Me enterneció ver a los niños a hombros de sus padres saludando a la Virgen cuando pasaba a su lado, durante el recorrido por la explanada rezando el Rosario. Y luego, ese aplauso espontáneo para San Josemaría, que nos enseñó a amar a la Virgen y fue el gran impulsor de este nuevo Santuario. En el fondo de mi corazón, yo también aplaudía y agradecía a la madre de este santo, esa fe y ese amor que le llevó a ofrecer a la Virgen a su hijo, para que no muriera a los dos años de edad, cuando el médico le daba ya por desahuciado. Asombroso su sacrificio en esa romería que hizo por estas laderas de los montes de esta zona. Empezó una romería, a la que ahora nos sumamos miles de peregrinos de todos los puntos de España.
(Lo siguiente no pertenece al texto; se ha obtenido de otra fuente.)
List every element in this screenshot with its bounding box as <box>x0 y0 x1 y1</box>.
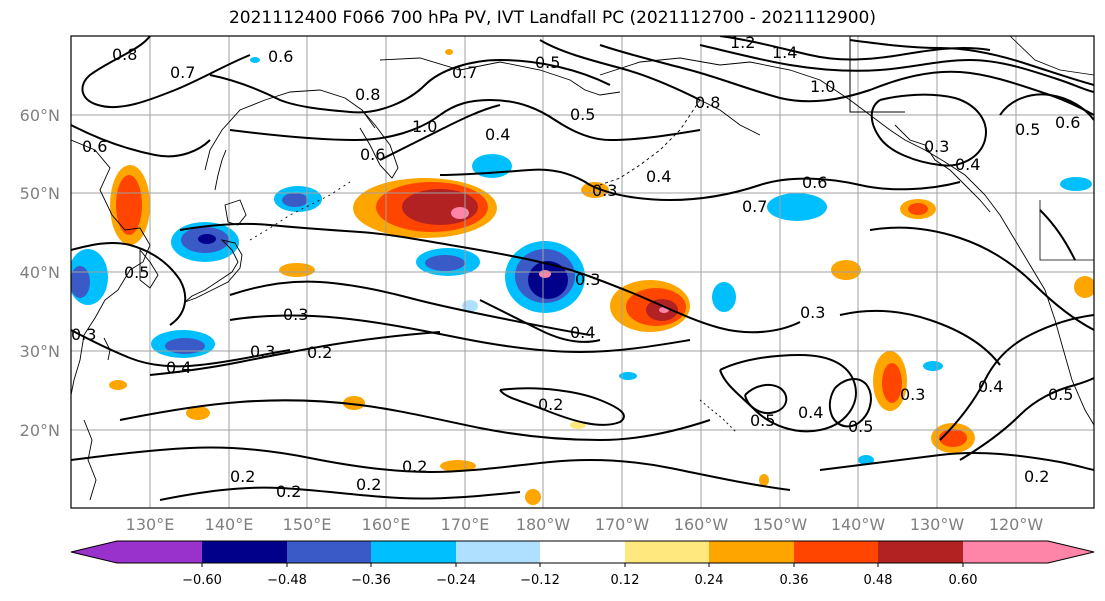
contour-label: 0.3 <box>800 303 825 322</box>
contour-label: 1.0 <box>810 77 835 96</box>
contour-label: 0.2 <box>402 457 427 476</box>
contour-label: 0.5 <box>1048 385 1073 404</box>
contour-label: 0.3 <box>900 385 925 404</box>
longitude-labels: 130°E 140°E 150°E 160°E 170°E 180°W 170°… <box>126 515 1044 534</box>
pv-contours <box>71 36 1094 501</box>
contour-label: 0.8 <box>112 45 137 64</box>
lat-label: 40°N <box>20 263 60 282</box>
colorbar-segment <box>456 541 540 563</box>
contour-label: 0.4 <box>955 155 980 174</box>
colorbar-segment <box>709 541 794 563</box>
lon-label: 120°W <box>989 515 1044 534</box>
map-frame <box>70 35 1095 509</box>
lat-label: 60°N <box>20 106 60 125</box>
lon-label: 140°W <box>831 515 886 534</box>
colorbar-segment <box>963 541 1094 563</box>
contour-label: 0.3 <box>283 305 308 324</box>
contour-label: 0.4 <box>798 403 823 422</box>
contour-label: 0.2 <box>276 482 301 501</box>
lon-label: 130°E <box>126 515 175 534</box>
contour-label: 0.2 <box>230 467 255 486</box>
lon-label: 170°E <box>441 515 490 534</box>
colorbar-tick-label: −0.36 <box>351 573 391 588</box>
latitude-labels: 60°N 50°N 40°N 30°N 20°N <box>20 106 60 440</box>
colorbar-tick-label: 0.12 <box>611 573 640 588</box>
contour-label: 1.2 <box>730 33 755 52</box>
contour-label: 0.3 <box>924 137 949 156</box>
contour-label: 0.5 <box>535 53 560 72</box>
colorbar-tick-label: 0.60 <box>949 573 978 588</box>
shaded-anomalies <box>71 49 1094 505</box>
contour-label: 0.5 <box>570 105 595 124</box>
contour-label: 0.5 <box>1015 120 1040 139</box>
colorbar-segment <box>287 541 371 563</box>
colorbar-tick-label: −0.48 <box>267 573 307 588</box>
contour-label: 0.8 <box>695 93 720 112</box>
contour-label: 0.5 <box>750 411 775 430</box>
contour-label: 1.0 <box>412 117 437 136</box>
lat-label: 30°N <box>20 342 60 361</box>
lon-label: 150°W <box>753 515 808 534</box>
contour-label: 0.7 <box>742 197 767 216</box>
lon-label: 170°W <box>595 515 650 534</box>
contour-labels: 0.8 0.7 0.6 0.7 0.5 1.2 1.4 1.0 0.8 1.0 … <box>71 33 1080 501</box>
colorbar-tick-label: −0.60 <box>182 573 222 588</box>
contour-label: 0.7 <box>452 63 477 82</box>
colorbar: −0.60 −0.48 −0.36 −0.24 −0.12 0.12 0.24 … <box>70 540 1095 588</box>
colorbar-tick-label: 0.24 <box>695 573 724 588</box>
contour-label: 0.4 <box>570 323 595 342</box>
figure-title: 2021112400 F066 700 hPa PV, IVT Landfall… <box>228 8 876 28</box>
contour-label: 0.3 <box>71 325 96 344</box>
lat-label: 20°N <box>20 421 60 440</box>
lon-label: 180°W <box>516 515 571 534</box>
colorbar-segment <box>625 541 709 563</box>
contour-label: 0.2 <box>538 395 563 414</box>
colorbar-segment <box>794 541 878 563</box>
contour-label: 0.6 <box>360 145 385 164</box>
colorbar-tick-label: −0.12 <box>520 573 560 588</box>
contour-label: 0.6 <box>82 137 107 156</box>
lon-label: 160°E <box>362 515 411 534</box>
colorbar-segment <box>371 541 456 563</box>
contour-label: 0.3 <box>250 342 275 361</box>
colorbar-tick-label: 0.48 <box>864 573 893 588</box>
contour-label: 0.2 <box>356 475 381 494</box>
contour-label: 0.8 <box>355 85 380 104</box>
contour-label: 0.5 <box>124 263 149 282</box>
colorbar-segment <box>540 541 625 563</box>
contour-label: 0.4 <box>646 167 671 186</box>
contour-label: 0.4 <box>166 358 191 377</box>
colorbar-tick-label: 0.36 <box>780 573 809 588</box>
contour-label: 0.2 <box>1024 467 1049 486</box>
lon-label: 150°E <box>283 515 332 534</box>
contour-label: 0.4 <box>485 125 510 144</box>
contour-label: 0.6 <box>1055 113 1080 132</box>
contour-label: 0.6 <box>802 173 827 192</box>
lon-label: 130°W <box>910 515 965 534</box>
colorbar-segment <box>71 541 202 563</box>
colorbar-segment <box>878 541 963 563</box>
lon-label: 160°W <box>674 515 729 534</box>
contour-label: 0.6 <box>268 47 293 66</box>
contour-label: 0.3 <box>592 181 617 200</box>
contour-label: 0.5 <box>848 417 873 436</box>
contour-label: 0.2 <box>307 343 332 362</box>
contour-label: 0.4 <box>978 377 1003 396</box>
lon-label: 140°E <box>205 515 254 534</box>
colorbar-tick-label: −0.24 <box>436 573 476 588</box>
contour-label: 0.7 <box>170 63 195 82</box>
contour-label: 0.3 <box>575 270 600 289</box>
colorbar-segment <box>202 541 287 563</box>
contour-label: 1.4 <box>772 43 797 62</box>
lat-label: 50°N <box>20 184 60 203</box>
Fue todo “un lujo” rezar el Ángelus, asistir a la Santa Misa, rezar el Rosario y asistir a una breve tertulia con el Prelado del Opus Dei –D. Javier Echevarría-. Allí nos habló de  amar a Dios y a todo el mundo, pidiendo especialmente por los que sufren, emigrantes, desterrados y enfermos. Nos animó a ofrecer pequeños sacrificios que nos cuesten,  para hacer más agradable la vida de los que nos rodean, y a volcarnos en primer lugar con nuestra familia y amistades. ¡Cuántos temas para meditar y poner en práctica! Terminada la Jornada, te vuelves a casa feliz, y con un  gran deseo de volver.